Monday, February 2, 2015

Bashing Vocal Fry (or Creaky Voice)

Last week "This American Life" featured a short segment on vocal fry or creaky voice, focused specifically on how some listeners vehemently criticize the women reporters on NPR for the creak in their voices. (Thanks for the heads-up, Eric!) It is Act Two, "Freedom Fries" (8.5 minutes). I'm struck by the vitriol in the listener comments. And as Ira Glass points out, this is just the latest complaint about younger women's voices on the radio. If you want to hear Bob Garfield get cranky about creaky voice, check out this 2013 Lexicon Valley podcast, "Do You Creak?" The podcast also provides more details about some of the more empirical studies of creaky voice.

Have you noticed creaky voice in your own speech or in others?

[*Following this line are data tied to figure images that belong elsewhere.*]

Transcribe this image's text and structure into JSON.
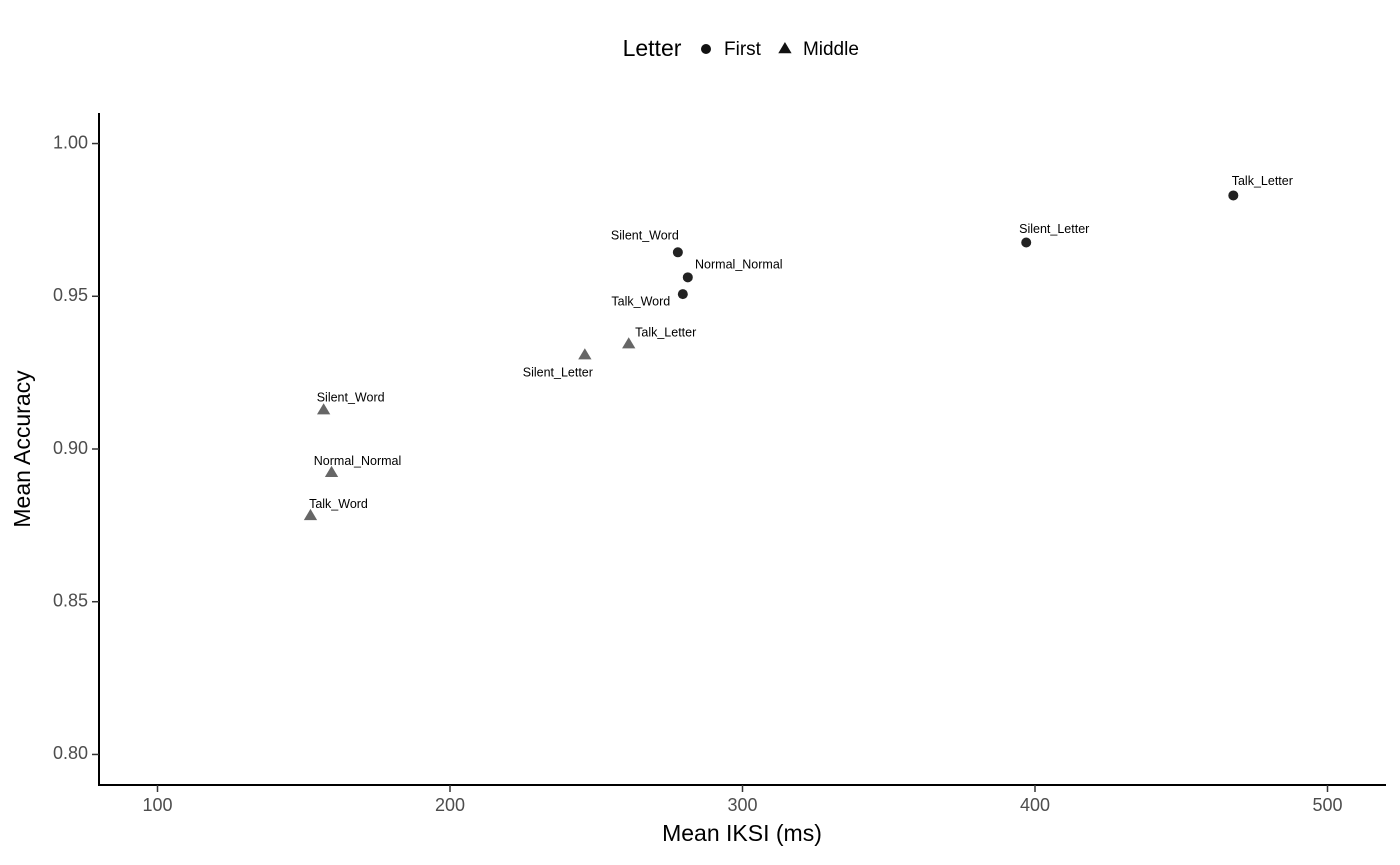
{
  "chart_data": {
    "type": "scatter",
    "xlabel": "Mean IKSI (ms)",
    "ylabel": "Mean Accuracy",
    "legend_title": "Letter",
    "legend": "top",
    "xlim": [
      80,
      520
    ],
    "xticks": [
      100,
      200,
      300,
      400,
      500
    ],
    "ylim": [
      0.79,
      1.01
    ],
    "yticks": [
      {
        "value": 0.8,
        "label": "0.80"
      },
      0.85,
      {
        "value": 0.9,
        "label": "0.90"
      },
      0.95,
      {
        "value": 1.0,
        "label": "1.00"
      }
    ],
    "series": [
      {
        "name": "First",
        "color": "#222222",
        "marker": "circle",
        "x": [
          467.8,
          397.0,
          277.9,
          281.3,
          279.6
        ],
        "values": [
          0.983,
          0.9676,
          0.9644,
          0.9562,
          0.9507
        ],
        "labels": [
          "Talk_Letter",
          "Silent_Letter",
          "Silent_Word",
          "Normal_Normal",
          "Talk_Word"
        ]
      },
      {
        "name": "Middle",
        "color": "#666666",
        "marker": "triangle",
        "x": [
          261.1,
          246.1,
          156.8,
          159.5,
          152.3
        ],
        "values": [
          0.9343,
          0.9307,
          0.9127,
          0.8922,
          0.8781
        ],
        "labels": [
          "Talk_Letter",
          "Silent_Letter",
          "Silent_Word",
          "Normal_Normal",
          "Talk_Word"
        ]
      }
    ]
  }
}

Have you also had a strong reaction or has this not been on your radar?  (Had you ever noticed it in Ira Glass's voice before?) I'm curious to hear your thoughts about the ideologies at play here in condemning this linguistic feature (which is not as new as many people think it is) as "annoying" and/or in hearing it as "professional."

For more information, here is the piece from Science Magazine, and here's the abstract of the article from the Journal of Voice. And here's a 2014 article in The Atlantic about a study that suggested vocal fry might hurt women's job prospects.

1 comment:

  1. The first thing that comes to mind while listening to this is the fact that Ira Glass does something that’s at least similar all the time. And, as he says, nobody’s ever mentioned him while complaining about creaky voice. So, as the conversation suggests, this is clearly yet another way to complain about an aspect of the speech patterns of young people in general and young women in particular. An interesting possibility might be a comparison of this vocal creaking with hyper-masculinized vocal gruff – something like either Clint Eastwood characters might’ve spoken or too-many-cigarette singers like Tom Waits might be associated with (in actual speech, not spoken word performances). Both might actually work comparably. It seems like their growliest moments raise in intonation, though they can occur early in utterances too, unlike Ira Glass’s description of creak. The Do you feel lucky, punk – well, do ya? certainly raises intonation on the latter words and lays on the creak (or growl) pretty heavily. For men, this is considered the height of postured masculinity though – empowerment and a self-certain threat of violence – which might be part of the reason for the vehement response to women creaking. Rather like the Part 1 troll who hounded his target because of her self-assuredness, the performance of a husky voice by a young woman might just be too reminiscent of self-empowerment for some misogynists to bear.

    The whole episode’s focus on the radically aggressive pragmatics of Internet language is really worth discussing too. It is a contact zone with no actual contact – a space devoid of empathy except for totally performed sentimentality.